Tutte, tranne quella del magus. Neranube sembra levitare a svariati centimetri dal suolo e avanza muto, dio equino terribile e
stupendo; la chioma, come alabastro, indifferente alla tempesta
di vento caldo che ha preso a spirare da sud. Dieci anni di servizio e Jos non ricorda di averlo sentito nitrire, o emettere qualsiasi altro suono; persino quando il padrone lo lancia al galoppo,
è come se il rumore delle zampe sia attutito da pesanti garze.

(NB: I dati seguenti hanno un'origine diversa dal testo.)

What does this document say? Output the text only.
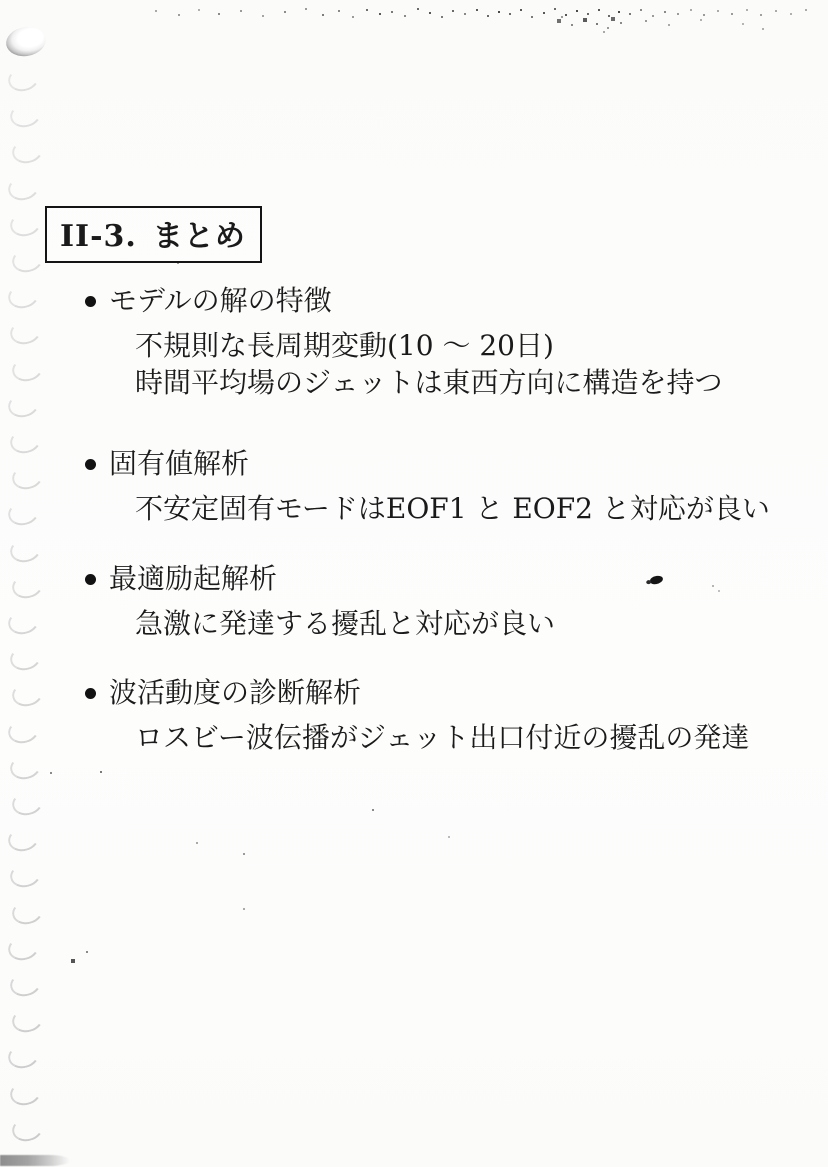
II-3. まとめ
モデルの解の特徴
不規則な長周期変動(10 ～ 20日)
時間平均場のジェットは東西方向に構造を持つ
固有値解析
不安定固有モードはEOF1 と EOF2 と対応が良い
最適励起解析
急激に発達する擾乱と対応が良い
波活動度の診断解析
ロスビー波伝播がジェット出口付近の擾乱の発達
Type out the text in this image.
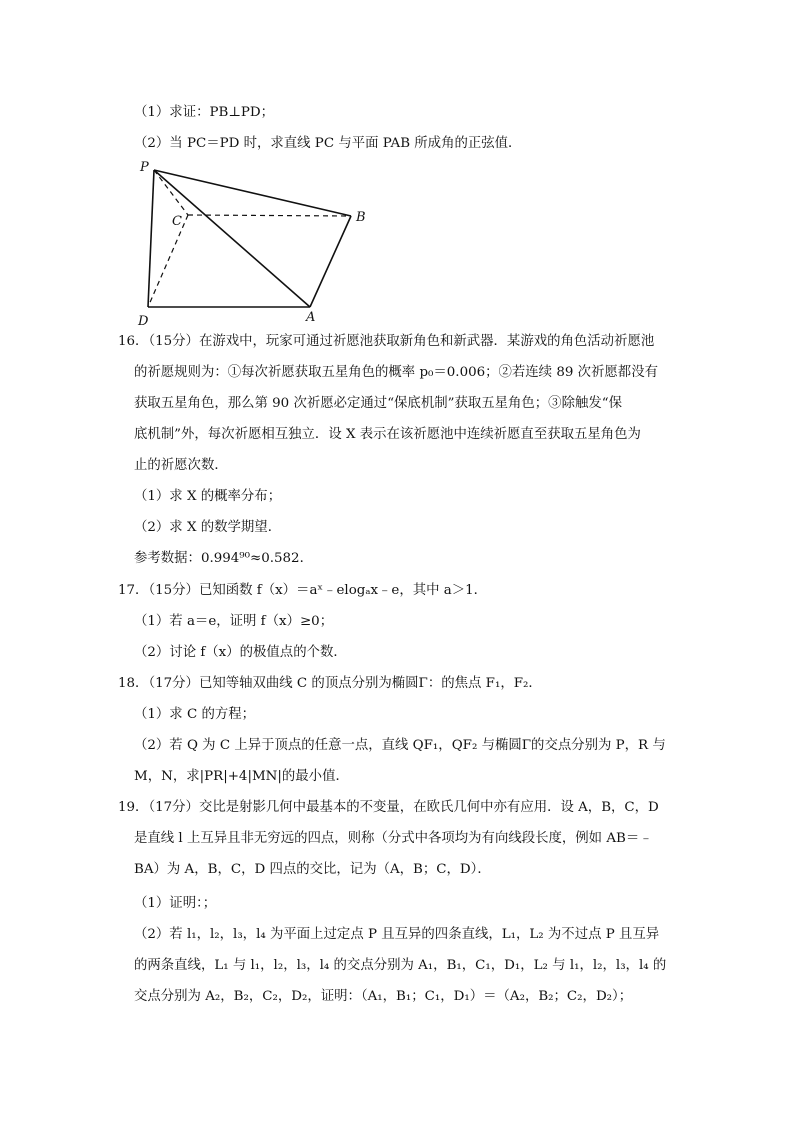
（1）求证：PB⊥PD；
（2）当 PC＝PD 时，求直线 PC 与平面 PAB 所成角的正弦值．
P
C	B
D	A
16．（15分）在游戏中，玩家可通过祈愿池获取新角色和新武器．某游戏的角色活动祈愿池
的祈愿规则为：①每次祈愿获取五星角色的概率 p₀＝0.006；②若连续 89 次祈愿都没有
获取五星角色，那么第 90 次祈愿必定通过“保底机制”获取五星角色；③除触发“保
底机制”外，每次祈愿相互独立．设 X 表示在该祈愿池中连续祈愿直至获取五星角色为
止的祈愿次数．
（1）求 X 的概率分布；
（2）求 X 的数学期望．
参考数据：0.994⁹⁰≈0.582．
17．（15分）已知函数 f（x）＝aˣ﹣elogₐx﹣e，其中 a＞1．
（1）若 a＝e，证明 f（x）≥0；
（2）讨论 f（x）的极值点的个数．
18．（17分）已知等轴双曲线 C 的顶点分别为椭圆Γ：的焦点 F₁，F₂．
（1）求 C 的方程；
（2）若 Q 为 C 上异于顶点的任意一点，直线 QF₁，QF₂ 与椭圆Γ的交点分别为 P，R 与
M，N，求|PR|+4|MN|的最小值．
19．（17分）交比是射影几何中最基本的不变量，在欧氏几何中亦有应用．设 A，B，C，D
是直线 l 上互异且非无穷远的四点，则称（分式中各项均为有向线段长度，例如 AB＝﹣
BA）为 A，B，C，D 四点的交比，记为（A，B；C，D）．
（1）证明：；
（2）若 l₁，l₂，l₃，l₄ 为平面上过定点 P 且互异的四条直线，L₁，L₂ 为不过点 P 且互异
的两条直线，L₁ 与 l₁，l₂，l₃，l₄ 的交点分别为 A₁，B₁，C₁，D₁，L₂ 与 l₁，l₂，l₃，l₄ 的
交点分别为 A₂，B₂，C₂，D₂，证明：（A₁，B₁；C₁，D₁）＝（A₂，B₂；C₂，D₂）；
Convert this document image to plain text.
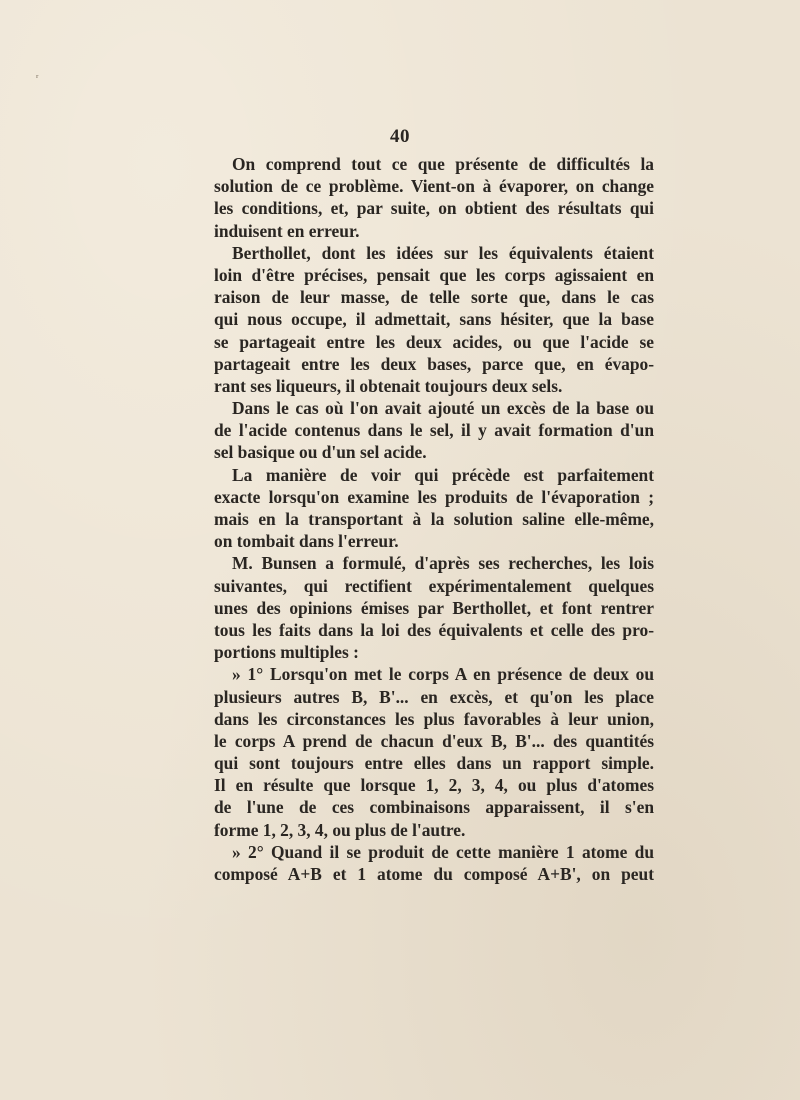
ʳ
40
On comprend tout ce que présente de difficultés la
solution de ce problème. Vient-on à évaporer, on change
les conditions, et, par suite, on obtient des résultats qui
induisent en erreur.
Berthollet, dont les idées sur les équivalents étaient
loin d'être précises, pensait que les corps agissaient en
raison de leur masse, de telle sorte que, dans le cas
qui nous occupe, il admettait, sans hésiter, que la base
se partageait entre les deux acides, ou que l'acide se
partageait entre les deux bases, parce que, en évapo-
rant ses liqueurs, il obtenait toujours deux sels.
Dans le cas où l'on avait ajouté un excès de la base ou
de l'acide contenus dans le sel, il y avait formation d'un
sel basique ou d'un sel acide.
La manière de voir qui précède est parfaitement
exacte lorsqu'on examine les produits de l'évaporation ;
mais en la transportant à la solution saline elle-même,
on tombait dans l'erreur.
M. Bunsen a formulé, d'après ses recherches, les lois
suivantes, qui rectifient expérimentalement quelques
unes des opinions émises par Berthollet, et font rentrer
tous les faits dans la loi des équivalents et celle des pro-
portions multiples :
» 1° Lorsqu'on met le corps A en présence de deux ou
plusieurs autres B, B'... en excès, et qu'on les place
dans les circonstances les plus favorables à leur union,
le corps A prend de chacun d'eux B, B'... des quantités
qui sont toujours entre elles dans un rapport simple.
Il en résulte que lorsque 1, 2, 3, 4, ou plus d'atomes
de l'une de ces combinaisons apparaissent, il s'en
forme 1, 2, 3, 4, ou plus de l'autre.
» 2° Quand il se produit de cette manière 1 atome du
composé A+B et 1 atome du composé A+B', on peut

Capirlo è impossibile, la parte inferiore dello stallone è perennemente ammantata dall’uron del maestro. Sono andati avanti
in mezzo al nulla per più di due giorni. Una diecina di soldati
di scorta sbranati da quel parassita sbucato fuori dalla sabbia,
prima che il vecchio lo cacciasse con la magia, non resta che un
terzo del convoglio a difendere l’incolumità del padrone. Anche
se il padrone in questione è in grado di difendersi praticamente
da ogni genere e numero di creature, conserva quell’accozzaglia
di rudi mercenari più per fini pratici che per vincere battaglie.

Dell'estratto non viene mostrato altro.